In what could have been a scene of mass chaos, Martina credited EMS workers and the staff of Upward Bound and Roanoke College for the way they handled the situation.

"It seemed more like a fire drill," she said. "It was real organized."

Judy Norris, who arrived Thursday to attend a three-day Lutheran Power in the Spirit conference on campus, was another person who quickly went from staying in a dorm room to a hospital room.

Norris, 68, said in a phone interview Friday afternoon from Lewis-Gale Medical Center that she was being administered oxygen, that she was on a heart monitor and receiving intravenous fluids.
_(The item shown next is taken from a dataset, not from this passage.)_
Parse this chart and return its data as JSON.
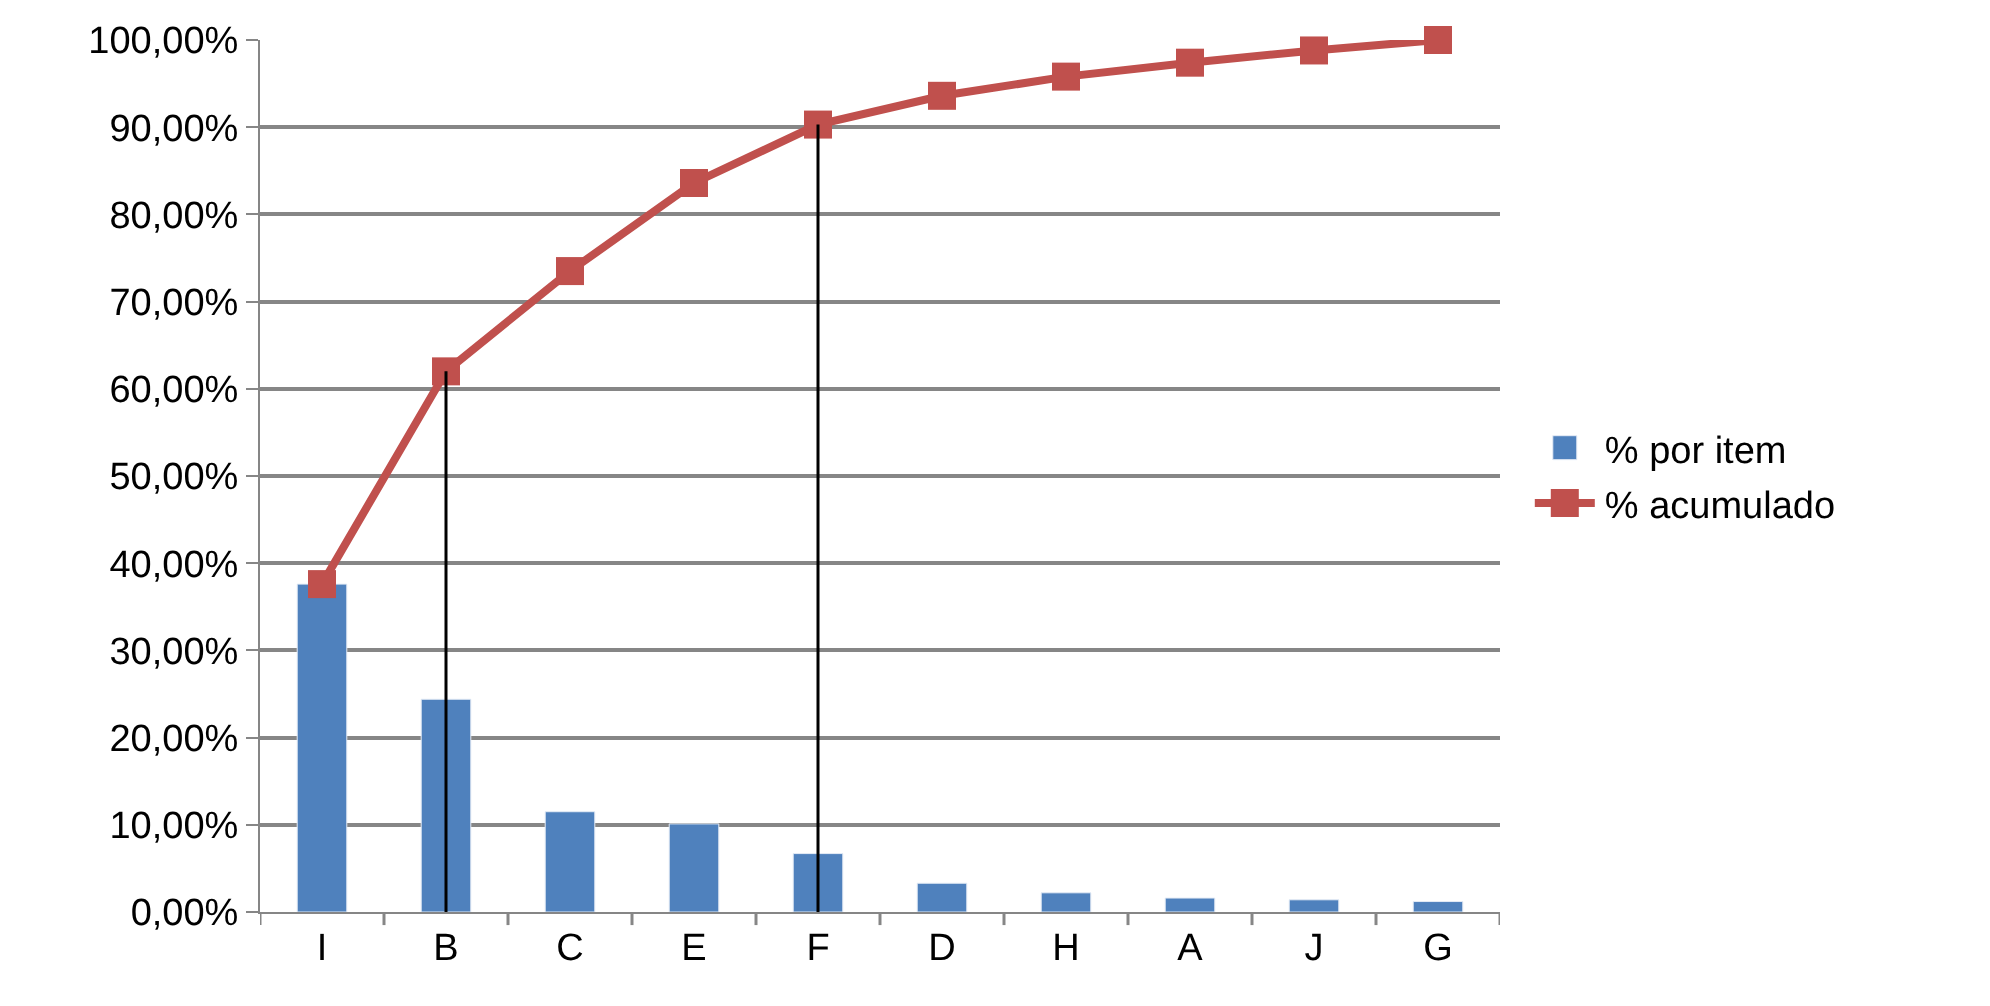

She wasn't sure what the level of carbon monoxide in her blood was, but assumed it must have been high.

Norris said her family is coming down from Middlebrook today and that she expects to be released by Sunday.

"I think they're being real cautious here at the hospital," said Norris, who works as an Avon representative. "I do appreciate that."

This had been her first time attending the Power in the Spirit convention. She said her experience would not stop her from attending it again.

"This was a freak thing," Norris said. "I'm sure it was."

Martina said the students in Fox Hall might have been the least affected because the building, unlike the two adjoining ones, is not air-conditioned. Over the past four weeks of the Upward Board program, most students had kept fans going in their rooms all night.

"In this case," Martina said, "It paid off."